THE trade ministers from 135 countries beginning their four-day meeting at Seattle, USA, tomorrow (November 30-December 3) will be confronted with the most divisive issue of inscribing labour standards and the environment on a new global trade agenda which industrialised nations are promoting, fuelling new fears of protectionism against developing countries.

The Third Ministerial Meeting of the World Trade Organisation (WTO), the monitoring body for world trade, is being sought to be made the springboard for the new round of trade negotiations with a wider agenda, ignoring the legitimate concerns of developing countries. However, not all developing countries are opposed to the launching of a new round, and this has certainly become a dividing line which would be taken advantage of by the developed nations, even if there is a consensus among the former against labour and environmental standards being made part of the WTO agenda.

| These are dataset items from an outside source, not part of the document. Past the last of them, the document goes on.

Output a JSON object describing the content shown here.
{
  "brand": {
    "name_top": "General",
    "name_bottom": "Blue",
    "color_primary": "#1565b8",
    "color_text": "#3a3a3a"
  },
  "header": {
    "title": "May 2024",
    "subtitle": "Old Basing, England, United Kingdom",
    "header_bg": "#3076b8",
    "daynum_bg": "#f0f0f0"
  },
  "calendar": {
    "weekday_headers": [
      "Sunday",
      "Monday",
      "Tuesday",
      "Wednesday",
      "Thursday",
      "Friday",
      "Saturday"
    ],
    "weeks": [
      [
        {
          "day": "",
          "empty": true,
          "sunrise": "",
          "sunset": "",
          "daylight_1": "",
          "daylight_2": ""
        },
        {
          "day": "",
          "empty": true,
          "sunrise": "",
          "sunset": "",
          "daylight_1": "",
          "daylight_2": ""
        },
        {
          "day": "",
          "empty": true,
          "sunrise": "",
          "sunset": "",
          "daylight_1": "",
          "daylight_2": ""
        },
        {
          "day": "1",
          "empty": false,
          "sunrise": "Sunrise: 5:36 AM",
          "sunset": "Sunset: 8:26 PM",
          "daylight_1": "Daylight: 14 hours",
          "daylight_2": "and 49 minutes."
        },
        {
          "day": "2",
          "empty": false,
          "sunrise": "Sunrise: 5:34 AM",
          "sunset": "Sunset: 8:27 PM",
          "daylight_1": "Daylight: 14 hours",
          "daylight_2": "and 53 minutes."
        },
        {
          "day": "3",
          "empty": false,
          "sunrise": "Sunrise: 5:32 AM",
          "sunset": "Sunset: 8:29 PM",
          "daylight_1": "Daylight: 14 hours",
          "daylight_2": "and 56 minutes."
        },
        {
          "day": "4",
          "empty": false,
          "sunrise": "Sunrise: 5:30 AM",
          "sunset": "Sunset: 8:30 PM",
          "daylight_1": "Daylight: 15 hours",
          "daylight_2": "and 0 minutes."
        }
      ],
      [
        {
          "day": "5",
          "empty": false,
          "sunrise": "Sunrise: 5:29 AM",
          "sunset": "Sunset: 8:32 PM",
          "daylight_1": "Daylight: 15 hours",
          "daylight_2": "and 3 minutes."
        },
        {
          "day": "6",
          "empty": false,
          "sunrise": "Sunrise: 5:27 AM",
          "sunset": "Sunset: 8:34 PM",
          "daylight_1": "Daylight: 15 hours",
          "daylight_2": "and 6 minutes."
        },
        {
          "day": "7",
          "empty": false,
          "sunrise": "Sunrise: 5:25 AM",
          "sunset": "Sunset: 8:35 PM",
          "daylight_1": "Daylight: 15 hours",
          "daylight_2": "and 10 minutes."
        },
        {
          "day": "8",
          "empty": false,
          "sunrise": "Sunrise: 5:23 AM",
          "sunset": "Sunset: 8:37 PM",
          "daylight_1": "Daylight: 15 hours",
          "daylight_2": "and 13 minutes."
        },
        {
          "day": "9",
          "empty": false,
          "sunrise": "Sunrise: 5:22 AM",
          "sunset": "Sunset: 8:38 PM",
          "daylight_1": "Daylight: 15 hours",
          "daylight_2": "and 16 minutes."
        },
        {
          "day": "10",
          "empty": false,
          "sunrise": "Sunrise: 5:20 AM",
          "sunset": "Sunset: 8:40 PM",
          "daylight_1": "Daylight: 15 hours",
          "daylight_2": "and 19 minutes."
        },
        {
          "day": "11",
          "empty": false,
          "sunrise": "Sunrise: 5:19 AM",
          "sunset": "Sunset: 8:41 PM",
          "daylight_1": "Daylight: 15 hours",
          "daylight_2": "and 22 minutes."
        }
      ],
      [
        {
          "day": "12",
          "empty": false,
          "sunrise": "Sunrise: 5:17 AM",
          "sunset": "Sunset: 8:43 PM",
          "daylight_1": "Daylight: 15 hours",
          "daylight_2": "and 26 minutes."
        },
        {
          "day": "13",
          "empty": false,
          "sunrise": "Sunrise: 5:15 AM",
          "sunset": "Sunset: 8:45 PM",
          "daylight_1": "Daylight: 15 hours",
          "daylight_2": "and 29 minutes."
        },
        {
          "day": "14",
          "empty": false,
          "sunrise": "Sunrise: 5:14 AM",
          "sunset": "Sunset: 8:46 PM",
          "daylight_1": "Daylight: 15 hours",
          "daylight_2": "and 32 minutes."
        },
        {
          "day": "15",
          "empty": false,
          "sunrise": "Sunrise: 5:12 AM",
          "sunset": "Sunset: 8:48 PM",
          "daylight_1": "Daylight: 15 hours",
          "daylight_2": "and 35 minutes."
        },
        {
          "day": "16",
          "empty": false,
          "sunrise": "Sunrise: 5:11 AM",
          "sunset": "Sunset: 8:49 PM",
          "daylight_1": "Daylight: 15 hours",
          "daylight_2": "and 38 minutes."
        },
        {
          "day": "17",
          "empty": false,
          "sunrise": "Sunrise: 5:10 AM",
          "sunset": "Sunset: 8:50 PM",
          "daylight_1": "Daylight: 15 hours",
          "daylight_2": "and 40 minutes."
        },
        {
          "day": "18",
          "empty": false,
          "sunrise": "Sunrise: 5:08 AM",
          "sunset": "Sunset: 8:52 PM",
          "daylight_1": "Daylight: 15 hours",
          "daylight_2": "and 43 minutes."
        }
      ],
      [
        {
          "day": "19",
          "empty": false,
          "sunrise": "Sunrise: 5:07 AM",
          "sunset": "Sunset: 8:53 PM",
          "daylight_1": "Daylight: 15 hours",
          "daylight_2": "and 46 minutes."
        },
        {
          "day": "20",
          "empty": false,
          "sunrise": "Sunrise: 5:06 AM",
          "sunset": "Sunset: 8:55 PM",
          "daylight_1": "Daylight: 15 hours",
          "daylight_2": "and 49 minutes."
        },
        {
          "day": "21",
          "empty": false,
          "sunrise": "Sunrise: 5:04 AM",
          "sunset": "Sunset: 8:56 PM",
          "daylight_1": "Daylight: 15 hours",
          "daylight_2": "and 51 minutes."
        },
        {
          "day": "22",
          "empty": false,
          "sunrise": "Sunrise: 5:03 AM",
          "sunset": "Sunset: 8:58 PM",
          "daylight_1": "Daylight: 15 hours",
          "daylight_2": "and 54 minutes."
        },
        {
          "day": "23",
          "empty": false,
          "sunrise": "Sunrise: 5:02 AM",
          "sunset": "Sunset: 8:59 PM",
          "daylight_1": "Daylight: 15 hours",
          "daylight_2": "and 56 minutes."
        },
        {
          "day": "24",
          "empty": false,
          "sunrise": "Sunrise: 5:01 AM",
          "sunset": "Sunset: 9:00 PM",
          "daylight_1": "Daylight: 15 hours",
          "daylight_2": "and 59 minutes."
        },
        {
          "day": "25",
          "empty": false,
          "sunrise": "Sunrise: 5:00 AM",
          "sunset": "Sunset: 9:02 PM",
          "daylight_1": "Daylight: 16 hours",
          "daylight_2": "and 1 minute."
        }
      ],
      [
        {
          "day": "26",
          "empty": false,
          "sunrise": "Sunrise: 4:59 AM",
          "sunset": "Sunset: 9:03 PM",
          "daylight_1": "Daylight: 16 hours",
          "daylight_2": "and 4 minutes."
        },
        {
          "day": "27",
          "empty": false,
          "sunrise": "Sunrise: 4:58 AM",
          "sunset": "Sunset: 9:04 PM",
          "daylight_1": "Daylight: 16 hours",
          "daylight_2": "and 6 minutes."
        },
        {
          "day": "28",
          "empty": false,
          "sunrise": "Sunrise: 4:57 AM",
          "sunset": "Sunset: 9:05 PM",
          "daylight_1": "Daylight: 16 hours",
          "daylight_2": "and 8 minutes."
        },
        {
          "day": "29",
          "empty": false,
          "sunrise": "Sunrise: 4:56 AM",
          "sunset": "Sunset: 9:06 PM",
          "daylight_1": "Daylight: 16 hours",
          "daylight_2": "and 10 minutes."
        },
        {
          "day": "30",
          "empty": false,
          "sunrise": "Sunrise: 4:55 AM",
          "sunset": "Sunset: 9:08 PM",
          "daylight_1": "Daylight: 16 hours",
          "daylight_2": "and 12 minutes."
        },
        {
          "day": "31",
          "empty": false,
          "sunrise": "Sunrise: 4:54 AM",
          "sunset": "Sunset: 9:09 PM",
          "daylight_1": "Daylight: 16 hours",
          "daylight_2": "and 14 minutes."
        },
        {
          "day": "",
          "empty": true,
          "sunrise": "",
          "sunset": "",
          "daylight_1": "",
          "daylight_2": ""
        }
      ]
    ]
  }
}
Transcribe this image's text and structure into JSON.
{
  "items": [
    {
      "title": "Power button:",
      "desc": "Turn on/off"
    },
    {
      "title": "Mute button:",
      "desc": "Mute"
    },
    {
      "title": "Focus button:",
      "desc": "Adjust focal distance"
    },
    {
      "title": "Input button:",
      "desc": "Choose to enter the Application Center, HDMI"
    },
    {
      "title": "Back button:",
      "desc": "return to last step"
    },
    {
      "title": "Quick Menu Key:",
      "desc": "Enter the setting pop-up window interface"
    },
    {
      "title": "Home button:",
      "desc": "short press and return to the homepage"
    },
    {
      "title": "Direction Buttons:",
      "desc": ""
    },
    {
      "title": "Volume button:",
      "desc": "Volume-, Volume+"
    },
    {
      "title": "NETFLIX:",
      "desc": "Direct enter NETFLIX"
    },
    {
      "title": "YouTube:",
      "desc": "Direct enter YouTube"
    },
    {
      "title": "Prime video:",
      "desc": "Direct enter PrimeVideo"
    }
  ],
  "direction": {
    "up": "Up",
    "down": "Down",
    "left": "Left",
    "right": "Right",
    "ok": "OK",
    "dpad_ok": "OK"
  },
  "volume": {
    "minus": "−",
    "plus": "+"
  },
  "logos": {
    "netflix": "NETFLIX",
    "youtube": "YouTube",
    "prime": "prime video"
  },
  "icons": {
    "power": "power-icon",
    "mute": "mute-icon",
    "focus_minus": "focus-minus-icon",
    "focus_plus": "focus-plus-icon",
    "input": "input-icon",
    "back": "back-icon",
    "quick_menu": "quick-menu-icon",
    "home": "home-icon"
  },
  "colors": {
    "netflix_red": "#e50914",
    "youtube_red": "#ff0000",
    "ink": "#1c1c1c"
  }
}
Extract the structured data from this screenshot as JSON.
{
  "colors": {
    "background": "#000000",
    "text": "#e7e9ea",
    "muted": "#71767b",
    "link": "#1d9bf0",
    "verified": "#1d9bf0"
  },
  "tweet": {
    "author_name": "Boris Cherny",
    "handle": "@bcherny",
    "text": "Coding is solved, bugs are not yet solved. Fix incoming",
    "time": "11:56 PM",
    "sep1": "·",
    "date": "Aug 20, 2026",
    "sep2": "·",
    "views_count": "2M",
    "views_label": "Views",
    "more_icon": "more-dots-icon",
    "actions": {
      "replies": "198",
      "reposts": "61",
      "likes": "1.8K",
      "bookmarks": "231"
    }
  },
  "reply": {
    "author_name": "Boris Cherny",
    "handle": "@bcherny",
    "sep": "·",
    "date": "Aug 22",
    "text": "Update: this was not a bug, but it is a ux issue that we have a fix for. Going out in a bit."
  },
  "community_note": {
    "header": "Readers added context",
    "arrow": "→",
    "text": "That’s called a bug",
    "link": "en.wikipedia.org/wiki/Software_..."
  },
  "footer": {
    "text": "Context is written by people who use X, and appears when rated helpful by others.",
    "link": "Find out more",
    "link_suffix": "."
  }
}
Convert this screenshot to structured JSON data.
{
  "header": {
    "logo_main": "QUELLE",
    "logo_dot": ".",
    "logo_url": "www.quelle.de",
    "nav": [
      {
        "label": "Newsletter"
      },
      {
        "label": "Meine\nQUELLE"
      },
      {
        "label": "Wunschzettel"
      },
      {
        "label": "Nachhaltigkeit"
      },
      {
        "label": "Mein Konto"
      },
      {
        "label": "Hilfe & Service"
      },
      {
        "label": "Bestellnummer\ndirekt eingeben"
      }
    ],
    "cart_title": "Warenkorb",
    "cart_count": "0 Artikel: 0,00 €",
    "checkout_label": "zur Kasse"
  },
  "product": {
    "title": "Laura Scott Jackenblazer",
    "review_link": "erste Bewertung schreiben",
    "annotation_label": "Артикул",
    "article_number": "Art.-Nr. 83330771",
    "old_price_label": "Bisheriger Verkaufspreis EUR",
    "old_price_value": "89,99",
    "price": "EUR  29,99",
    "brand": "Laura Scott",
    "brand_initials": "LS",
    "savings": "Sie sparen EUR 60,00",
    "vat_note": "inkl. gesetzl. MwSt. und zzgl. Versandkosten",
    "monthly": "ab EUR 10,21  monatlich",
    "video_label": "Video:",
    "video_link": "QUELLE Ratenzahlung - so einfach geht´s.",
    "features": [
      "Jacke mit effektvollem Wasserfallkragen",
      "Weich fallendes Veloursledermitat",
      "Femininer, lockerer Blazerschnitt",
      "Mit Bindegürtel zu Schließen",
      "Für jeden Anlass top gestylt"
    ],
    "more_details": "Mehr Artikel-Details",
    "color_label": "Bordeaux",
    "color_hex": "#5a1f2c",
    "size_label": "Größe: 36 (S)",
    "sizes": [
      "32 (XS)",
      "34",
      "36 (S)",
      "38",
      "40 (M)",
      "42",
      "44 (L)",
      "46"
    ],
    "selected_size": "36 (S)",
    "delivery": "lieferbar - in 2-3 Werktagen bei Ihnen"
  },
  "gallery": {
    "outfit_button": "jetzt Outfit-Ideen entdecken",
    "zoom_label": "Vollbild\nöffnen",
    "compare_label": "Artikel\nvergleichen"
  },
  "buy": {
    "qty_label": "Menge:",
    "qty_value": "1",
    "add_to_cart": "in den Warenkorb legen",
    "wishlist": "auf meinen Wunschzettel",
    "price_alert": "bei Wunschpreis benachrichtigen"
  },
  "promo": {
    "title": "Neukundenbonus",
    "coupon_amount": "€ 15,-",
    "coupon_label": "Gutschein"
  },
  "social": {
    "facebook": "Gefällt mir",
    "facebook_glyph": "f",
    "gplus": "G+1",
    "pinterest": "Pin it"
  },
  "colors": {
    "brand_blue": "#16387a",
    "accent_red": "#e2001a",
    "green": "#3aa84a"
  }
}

India’s major task at Seattle is to see that the gains which were expected from the Uruguay Round agreements, from trade liberalisation, are first realised and that the existing agreements, especially those relating to agriculture, textiles and anti-dumping, are fairly implemented before new issues are taken up for multilateral negotiations. The built-in agenda which mandates further negotiations on agriculture and services has to be focussed on from the new year.

Weeks of negotiations by trade officials from both developed and developing countries at the WTO headquarters at Geneva ended without agreement on a draft Seattle Declaration. They were bogged down by serious differences over not only the question of need for launching a new round of global negotiations but also over agriculture and the implementation of earlier Uruguay Round agreements. Decisions on a whole range of issues will thus have to be taken by the ministers at Seattle.

Legions of protesters have begun converging on Seattle for one of the biggest demonstrations that an international conference has ever witnessed, and they represent a variety of interest groups, labour unions, ecologists, human rights activists and those opposed to globalisation and multinationals. The US Confederation of Labour, blaming cheap labour abroad for job losses at home, is making common cause with protectionist groups while environmentalists will be denouncing the WTO for trade measures which they see as threatening the environment. All kinds of causes will be aired — pro-and-anti-free market — outside the WTO Ministerial Conference venue from which neither developing countries nor developed nations could draw sustenance.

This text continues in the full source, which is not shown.